Peter meletakkan paper bag di sofa tempat ku tidur tadi. "Kenapa kamu tidak membangunkanku saat Zino sadar?" tanyaku. "Aku sudah coba, kamu tidak bangun. Sepertinya itu efek terlalu lelah." mendengar jawaban Peter, mungkin saja itu benar. Karena rasanya punggungku terasa sedikit sakit. "Lalu siapa yang memindahkanku kesofa?" tanyaku. Aku menatap Zino dan dia tentu saja menggeleng. "Kamu pikir siapa lagi yang masih kuat menggendong wanita gemuk sepertimu selain Aku dan Peter." ucap Zino, membuatku sedikit kesal mendengarnya. "Aku tidak gendut, hanya berbadan dua." jawabku ketus. 

"Semua orang sudah pulang?" tanyaku. "Iya, tapi nanti siang Ibu Patricia akan datang kesini.

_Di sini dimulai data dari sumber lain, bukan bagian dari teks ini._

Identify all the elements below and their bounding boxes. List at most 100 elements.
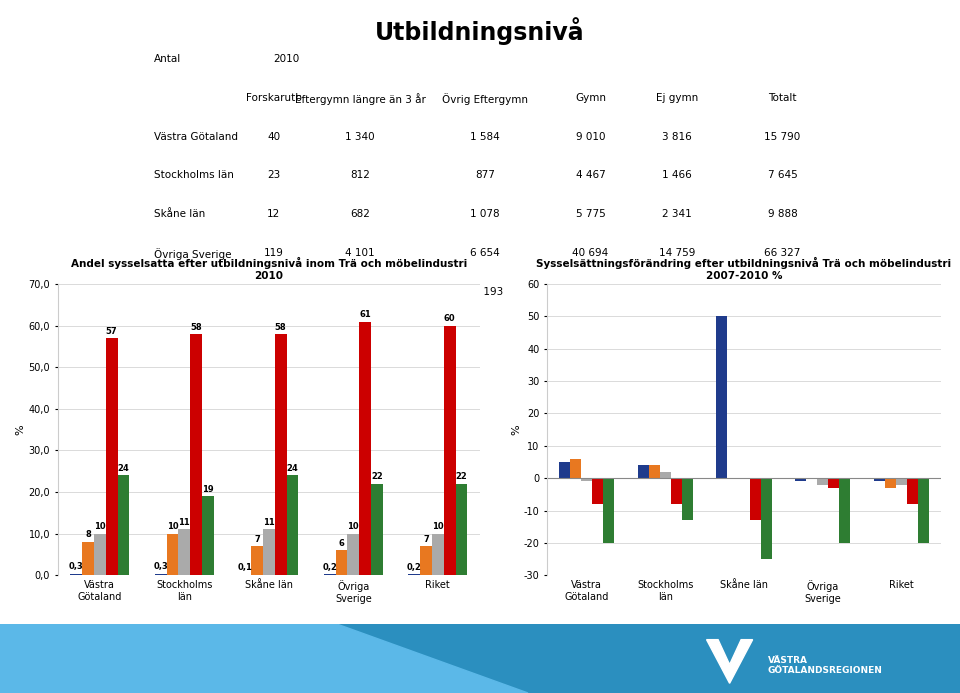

Ayah Danis sepertinya akan sementara menggantikan Zino dikantor. Aku mengangguk angguk mendengar ucapan Peter. Sungguh, aku bersyukur bahwa Zino baik-baik saja. 

***

Beberapa saat yang lalu dokter datang dan menjelaskan perihal keadaan Zino yang ternyata bersyukurnya tidak begitu parah. Hanya saja lengan dan kakinya harus di gips selama dua minggu karena pergeseran tulang. Tak berapa lama kemudian Ibu Patricia datang dengan wajah gembira dan menenteng paper bag. 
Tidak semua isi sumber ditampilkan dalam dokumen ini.